By Tom
Imagine living exactly next door and directly downwind from a combination slaughterhouse and rendering plant. Your days and nights are plagued by the haunting cries of doomed cattle and the fetid stench of rotting roadkill.
And then one day you come home from work to find that the owner and his wife have put the place up for sale and moved to a condo on Lake Chelan.
The air clears. You can have friends over. But you’re unsettled, wondering what will move in next door.
A year passes. Then you see the real estate lady, whom you’ve gotten to know fairly well, stapling up a “Sold!” sign. You ask her who bought the place. She smiles and asks what you’re hoping for. You describe a funky, independent bookstore with a wonderful coffee shop that also sells pizza and chicken teriyaki in the evenings. And they have live jazz on the weekends.

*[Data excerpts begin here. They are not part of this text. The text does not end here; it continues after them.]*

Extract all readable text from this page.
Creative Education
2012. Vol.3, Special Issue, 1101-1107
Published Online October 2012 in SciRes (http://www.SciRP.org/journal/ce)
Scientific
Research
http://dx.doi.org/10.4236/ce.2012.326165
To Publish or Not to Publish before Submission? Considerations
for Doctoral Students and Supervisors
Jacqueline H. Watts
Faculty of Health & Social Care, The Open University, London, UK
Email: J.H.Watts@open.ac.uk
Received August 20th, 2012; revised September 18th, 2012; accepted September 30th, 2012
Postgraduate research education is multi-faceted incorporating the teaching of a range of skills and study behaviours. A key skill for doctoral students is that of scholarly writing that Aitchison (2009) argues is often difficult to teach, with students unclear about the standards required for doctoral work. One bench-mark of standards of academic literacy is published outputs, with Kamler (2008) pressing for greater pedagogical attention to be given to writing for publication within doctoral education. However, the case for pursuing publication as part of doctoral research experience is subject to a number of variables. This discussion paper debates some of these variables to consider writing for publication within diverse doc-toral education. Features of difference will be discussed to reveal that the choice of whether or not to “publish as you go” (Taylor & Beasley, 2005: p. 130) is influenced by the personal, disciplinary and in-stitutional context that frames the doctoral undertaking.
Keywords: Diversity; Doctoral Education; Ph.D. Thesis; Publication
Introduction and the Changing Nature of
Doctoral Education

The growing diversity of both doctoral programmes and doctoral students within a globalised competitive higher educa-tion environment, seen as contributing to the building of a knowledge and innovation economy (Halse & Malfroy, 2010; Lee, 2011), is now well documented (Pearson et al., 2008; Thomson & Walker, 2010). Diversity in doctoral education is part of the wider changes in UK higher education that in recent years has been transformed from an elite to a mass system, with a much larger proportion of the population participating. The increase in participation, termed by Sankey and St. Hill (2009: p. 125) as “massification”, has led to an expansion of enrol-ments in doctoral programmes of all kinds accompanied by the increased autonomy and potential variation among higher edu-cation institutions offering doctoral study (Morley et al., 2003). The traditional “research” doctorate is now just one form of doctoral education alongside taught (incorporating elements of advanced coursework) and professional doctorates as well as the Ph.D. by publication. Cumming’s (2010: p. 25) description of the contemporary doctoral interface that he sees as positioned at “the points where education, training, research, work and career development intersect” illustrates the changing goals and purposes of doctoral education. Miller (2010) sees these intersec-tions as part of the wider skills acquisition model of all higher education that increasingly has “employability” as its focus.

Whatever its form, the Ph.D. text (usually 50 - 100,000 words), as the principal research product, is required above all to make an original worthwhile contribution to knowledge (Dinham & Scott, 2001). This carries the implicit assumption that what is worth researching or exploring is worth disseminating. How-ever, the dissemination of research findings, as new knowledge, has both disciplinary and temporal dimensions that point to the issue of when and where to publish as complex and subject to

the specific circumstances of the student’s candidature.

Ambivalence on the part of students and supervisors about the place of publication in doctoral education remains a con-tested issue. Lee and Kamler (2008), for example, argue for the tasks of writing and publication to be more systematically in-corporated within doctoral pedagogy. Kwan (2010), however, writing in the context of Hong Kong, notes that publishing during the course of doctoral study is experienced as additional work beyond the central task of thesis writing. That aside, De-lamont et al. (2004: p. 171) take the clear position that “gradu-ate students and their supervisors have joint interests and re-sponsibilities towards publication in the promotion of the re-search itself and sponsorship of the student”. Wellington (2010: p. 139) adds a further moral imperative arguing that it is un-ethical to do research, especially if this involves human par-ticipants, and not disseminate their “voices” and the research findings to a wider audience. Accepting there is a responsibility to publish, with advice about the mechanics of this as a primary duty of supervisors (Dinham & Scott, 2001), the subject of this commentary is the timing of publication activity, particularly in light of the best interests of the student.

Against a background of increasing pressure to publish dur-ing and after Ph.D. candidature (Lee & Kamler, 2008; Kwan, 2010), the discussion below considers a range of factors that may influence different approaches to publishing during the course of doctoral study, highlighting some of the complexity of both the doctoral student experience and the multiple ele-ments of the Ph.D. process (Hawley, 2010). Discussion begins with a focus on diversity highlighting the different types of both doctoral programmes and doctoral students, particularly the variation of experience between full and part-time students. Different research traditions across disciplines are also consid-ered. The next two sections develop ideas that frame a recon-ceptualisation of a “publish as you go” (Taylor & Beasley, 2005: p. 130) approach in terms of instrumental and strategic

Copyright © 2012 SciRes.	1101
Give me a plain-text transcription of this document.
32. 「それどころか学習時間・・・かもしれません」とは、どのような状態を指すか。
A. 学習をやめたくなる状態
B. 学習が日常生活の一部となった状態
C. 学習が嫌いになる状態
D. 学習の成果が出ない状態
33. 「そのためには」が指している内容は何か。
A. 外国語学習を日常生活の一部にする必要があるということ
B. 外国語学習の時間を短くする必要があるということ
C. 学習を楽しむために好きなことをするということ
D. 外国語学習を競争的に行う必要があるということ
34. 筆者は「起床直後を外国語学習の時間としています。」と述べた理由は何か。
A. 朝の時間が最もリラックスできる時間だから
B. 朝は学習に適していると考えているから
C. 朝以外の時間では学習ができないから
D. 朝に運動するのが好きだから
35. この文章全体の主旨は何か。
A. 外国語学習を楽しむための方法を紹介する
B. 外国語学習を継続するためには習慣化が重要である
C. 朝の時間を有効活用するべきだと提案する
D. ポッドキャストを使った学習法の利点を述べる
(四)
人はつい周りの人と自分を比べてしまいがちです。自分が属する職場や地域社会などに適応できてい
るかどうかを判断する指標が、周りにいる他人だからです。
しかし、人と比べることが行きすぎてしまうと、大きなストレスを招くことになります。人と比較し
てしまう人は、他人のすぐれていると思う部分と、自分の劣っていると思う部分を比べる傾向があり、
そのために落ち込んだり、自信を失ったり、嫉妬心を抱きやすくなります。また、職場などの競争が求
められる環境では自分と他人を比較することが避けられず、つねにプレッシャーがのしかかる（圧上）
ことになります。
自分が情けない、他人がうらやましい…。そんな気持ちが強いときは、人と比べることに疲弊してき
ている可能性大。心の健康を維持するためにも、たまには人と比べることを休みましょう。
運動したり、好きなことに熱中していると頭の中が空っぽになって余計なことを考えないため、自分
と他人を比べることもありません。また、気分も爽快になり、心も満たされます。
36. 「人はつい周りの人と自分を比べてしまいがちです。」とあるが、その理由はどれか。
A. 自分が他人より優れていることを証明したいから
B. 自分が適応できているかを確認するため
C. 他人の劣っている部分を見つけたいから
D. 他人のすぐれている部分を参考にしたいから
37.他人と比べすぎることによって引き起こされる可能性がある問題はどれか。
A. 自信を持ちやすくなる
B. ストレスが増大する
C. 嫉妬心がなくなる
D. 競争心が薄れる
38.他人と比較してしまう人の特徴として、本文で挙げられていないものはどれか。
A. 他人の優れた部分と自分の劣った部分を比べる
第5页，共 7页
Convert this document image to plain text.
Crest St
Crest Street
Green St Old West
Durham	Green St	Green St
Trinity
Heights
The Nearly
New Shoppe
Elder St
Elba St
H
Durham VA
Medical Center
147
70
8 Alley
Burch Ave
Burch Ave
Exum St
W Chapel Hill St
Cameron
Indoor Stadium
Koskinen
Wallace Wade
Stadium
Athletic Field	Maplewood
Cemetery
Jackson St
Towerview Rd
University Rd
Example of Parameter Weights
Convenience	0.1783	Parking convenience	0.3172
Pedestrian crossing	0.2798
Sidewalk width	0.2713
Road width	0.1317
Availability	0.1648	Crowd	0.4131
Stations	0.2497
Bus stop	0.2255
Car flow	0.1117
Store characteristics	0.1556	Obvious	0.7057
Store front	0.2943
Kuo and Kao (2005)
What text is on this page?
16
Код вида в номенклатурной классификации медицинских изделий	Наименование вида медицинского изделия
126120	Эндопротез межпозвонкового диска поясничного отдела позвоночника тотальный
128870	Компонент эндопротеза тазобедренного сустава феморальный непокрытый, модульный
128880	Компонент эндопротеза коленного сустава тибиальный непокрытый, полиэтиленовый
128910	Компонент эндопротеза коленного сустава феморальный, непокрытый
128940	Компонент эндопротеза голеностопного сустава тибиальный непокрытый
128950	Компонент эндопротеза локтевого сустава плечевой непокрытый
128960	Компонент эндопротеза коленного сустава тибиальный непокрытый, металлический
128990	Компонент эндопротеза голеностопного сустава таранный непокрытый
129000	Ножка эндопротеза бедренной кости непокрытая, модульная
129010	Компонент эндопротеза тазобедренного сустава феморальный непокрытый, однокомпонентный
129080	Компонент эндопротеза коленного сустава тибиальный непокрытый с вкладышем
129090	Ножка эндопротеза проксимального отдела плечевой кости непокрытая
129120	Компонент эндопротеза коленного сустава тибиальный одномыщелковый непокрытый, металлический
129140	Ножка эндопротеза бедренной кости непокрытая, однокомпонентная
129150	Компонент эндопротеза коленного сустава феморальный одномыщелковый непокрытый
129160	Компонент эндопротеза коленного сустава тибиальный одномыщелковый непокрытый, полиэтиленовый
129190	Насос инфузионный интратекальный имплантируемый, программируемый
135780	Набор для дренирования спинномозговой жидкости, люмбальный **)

She laughs and tells you that your new neighbors include a dry cleaner, a nail salon and a doughnut shop. Although you’re disappointed, you realize it could be, and in fact was, much worse.
This is the best way I can describe how I feel about the pending debate over the reauthorization of ESEA legislation. Now that the health care bill has been passed (or “crammed down your throat,” if that works for you) our country’s domestic agenda will likely focus on education and the president’s Blueprint for Reform.